I felt a degree of relief on hearing this. Not that it would have bothered me in the least if Noboru Wataya had been convicted of rape and sent to prison. It couldn’t happen to a nicer guy. But Kumiko’s brother was a rather well-known figure. His arrest and trial would be certain to make the headlines, and that would be a terrible shock for Kumiko. If only for my own mental health, I preferred the whole thing to go away.

“Rest assured,” said Malta Kano, “I asked to see you today purely about the missing cat. That was the matter about which Mr. Wataya sought my advice. Mrs. Okada had consulted him on the matter, and he in turn consulted me.”

That explained a lot. Malta Kano was some kind of clairvoyant or channeler or something, and they had consulted her on the whereabouts of the cat. The Wataya family was into this kind of stuff—divination and house “physiognomy” and such. That was fine with me: people were free to believe anything they liked. But why did he have to go and rape the younger sister of his spiritual counselor? Why stir up a lot of pointless trouble?

“Is that your area of expertise?” I asked. “Helping people find things?”

She stared at me with those depthless eyes of hers, eyes that looked as if they were staring into the window of a vacant house. Judging from their expression, she had failed to grasp the meaning of my question.

Without answering the question, she said, “You live in a very strange place, don’t you, Mr. Okada?”

“I do?” I said. “Strange in what way?”

Instead of replying, she pushed her nearly untouched glass of tonic water another six or eight inches away from herself. “Cats are very sensitive creatures, you know.”

Another silence descended on the two of us.

“So our place is strange, and cats are sensitive animals,” I said. “OK. But we’ve lived there a long time—the two of us and the cat. Why now, all of a sudden, did it decide to leave us? Why didn’t it leave before now?”

“That I cannot tell you. Perhaps the flow has changed. Perhaps something has obstructed the flow.”

“The flow.”

“I do not know yet whether your cat is still alive, but I can be certain of one thing: it is no longer in the vicinity of your house. You will never find the cat in that neighborhood.”

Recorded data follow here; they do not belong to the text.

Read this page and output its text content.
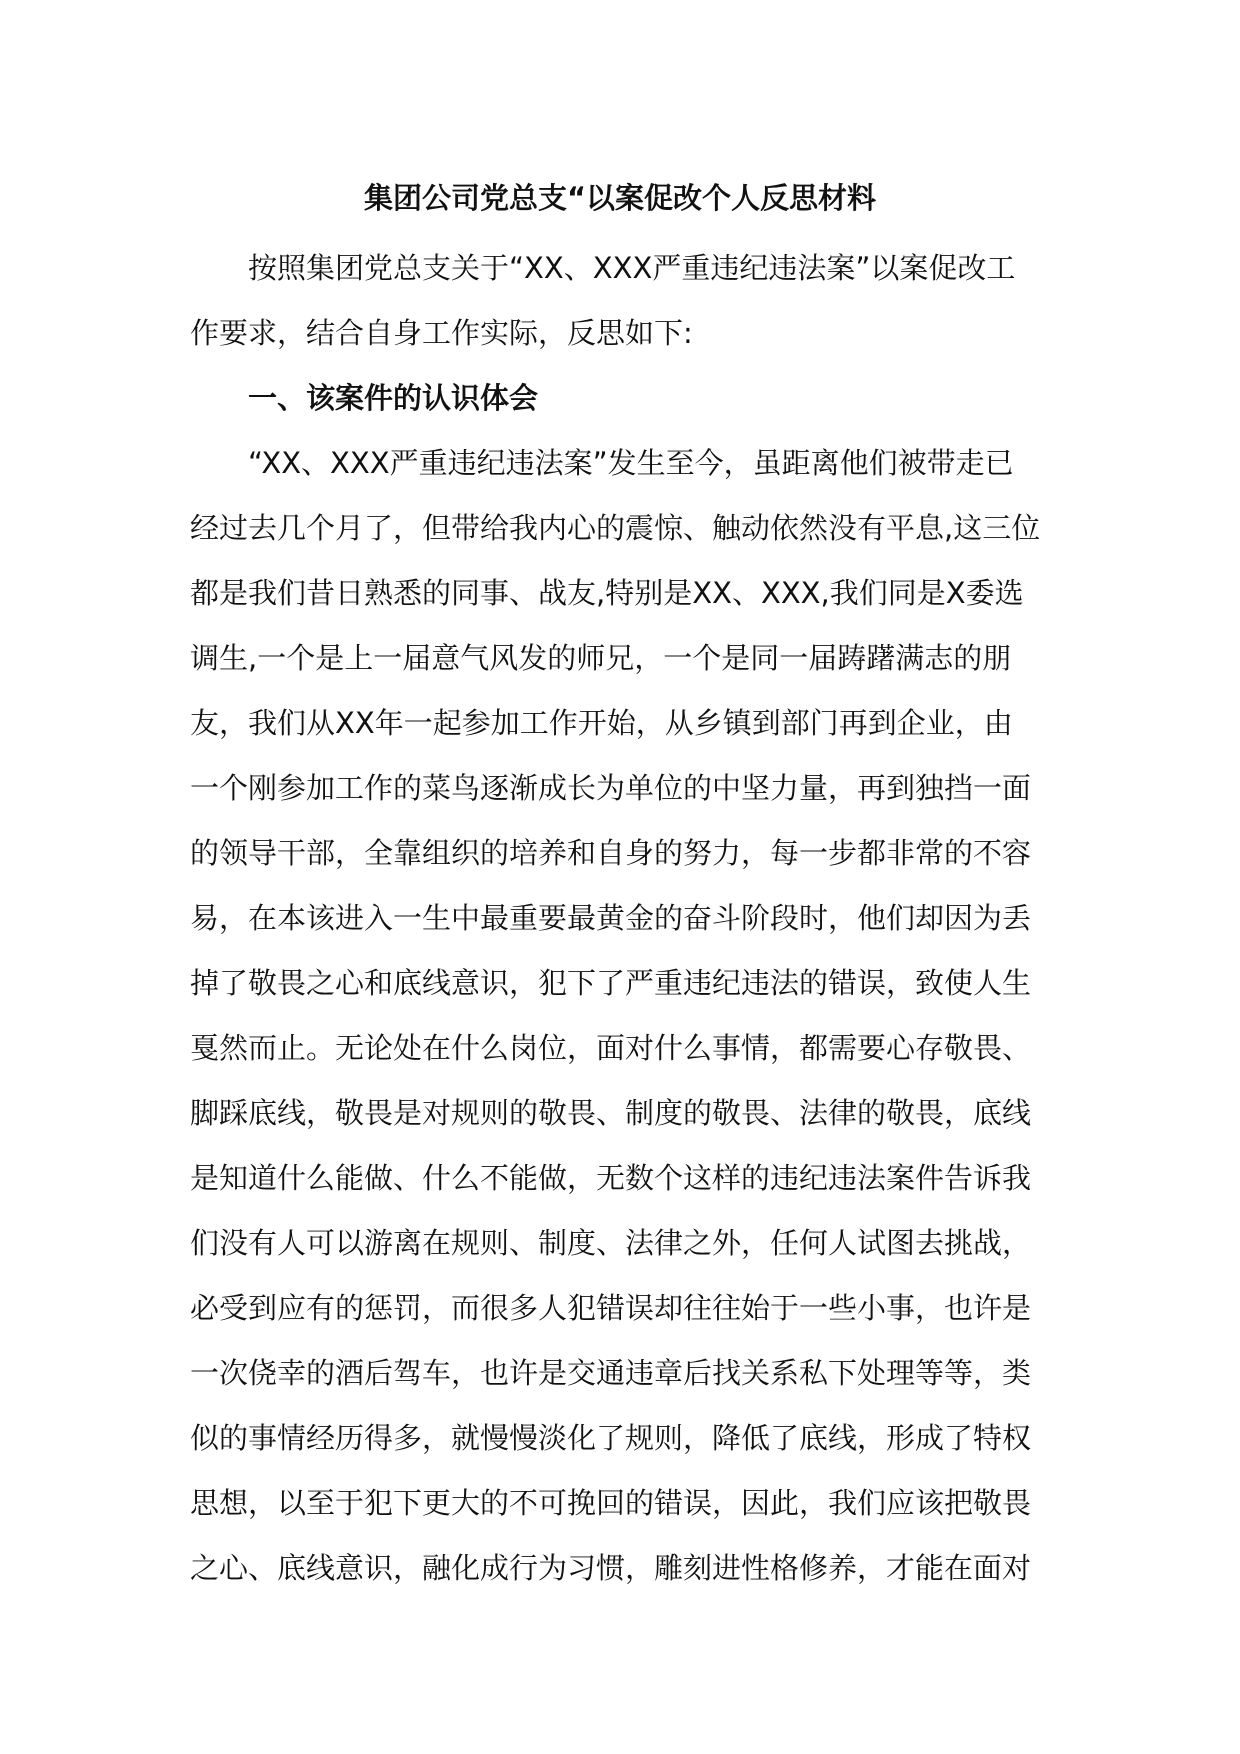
集团公司党总支“以案促改个人反思材料
按照集团党总支关于“XX、XXX严重违纪违法案”以案促改工
作要求，结合自身工作实际，反思如下:
一、该案件的认识体会
“XX、XXX严重违纪违法案”发生至今，虽距离他们被带走已
经过去几个月了，但带给我内心的震惊、触动依然没有平息,这三位
都是我们昔日熟悉的同事、战友,特别是XX、XXX,我们同是X委选
调生,一个是上一届意气风发的师兄，一个是同一届踌躇满志的朋
友，我们从XX年一起参加工作开始，从乡镇到部门再到企业，由
一个刚参加工作的菜鸟逐渐成长为单位的中坚力量，再到独挡一面
的领导干部，全靠组织的培养和自身的努力，每一步都非常的不容
易，在本该进入一生中最重要最黄金的奋斗阶段时，他们却因为丢
掉了敬畏之心和底线意识，犯下了严重违纪违法的错误，致使人生
戛然而止。无论处在什么岗位，面对什么事情，都需要心存敬畏、
脚踩底线，敬畏是对规则的敬畏、制度的敬畏、法律的敬畏，底线
是知道什么能做、什么不能做，无数个这样的违纪违法案件告诉我
们没有人可以游离在规则、制度、法律之外，任何人试图去挑战，
必受到应有的惩罚，而很多人犯错误却往往始于一些小事，也许是
一次侥幸的酒后驾车，也许是交通违章后找关系私下处理等等，类
似的事情经历得多，就慢慢淡化了规则，降低了底线，形成了特权
思想，以至于犯下更大的不可挽回的错误，因此，我们应该把敬畏
之心、底线意识，融化成行为习惯，雕刻进性格修养，才能在面对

I lifted my cup and took a sip of my now lukewarm coffee. Beyond the tearoom windows, a misty rain was falling. The sky was closed over with
dark, low-hanging clouds. A sad procession of people and umbrellas climbed up and down the footbridge outside.

“Give me your hand,” she said.

I placed my right hand on the table, palm up, assuming she was planning to read my palm. Instead, she stretched her hand out and put her palm against mine. Then she closed her eyes, remaining utterly still, as if silently rebuking a faithless lover. The waitress came and refilled my cup, pretending not to notice what Malta Kano and I were doing. People at nearby tables stole glances in our direction. I kept hoping all the while that there were no acquaintances of mine in the vicinity.

“I want you to picture to yourself one thing you saw before you came here today,” said Malta Kano.

“One thing?” I asked.

“Just one thing.”

I thought of the flowered minidress that I had seen in Kumiko’s clothes storage box. Why that of all things happened to pop into my mind I have no idea. It just did.

We kept our hands together like that for another five minutes—five minutes that felt very long to me, not so much because I was being stared at by people as that the touch of Malta Kano’s hand had something unsettling about it. It was a small hand, neither hot nor cold. It had neither the intimate touch of a lover’s hand nor the functional touch of a doctor’s. It had the same effect on me as her eyes had, turning me into a vacant house. I felt empty: no furniture, no curtains, no rugs. Just an empty container. Eventually, Malta Kano withdrew her hand from mine and took several deep breaths. Then she nodded several times.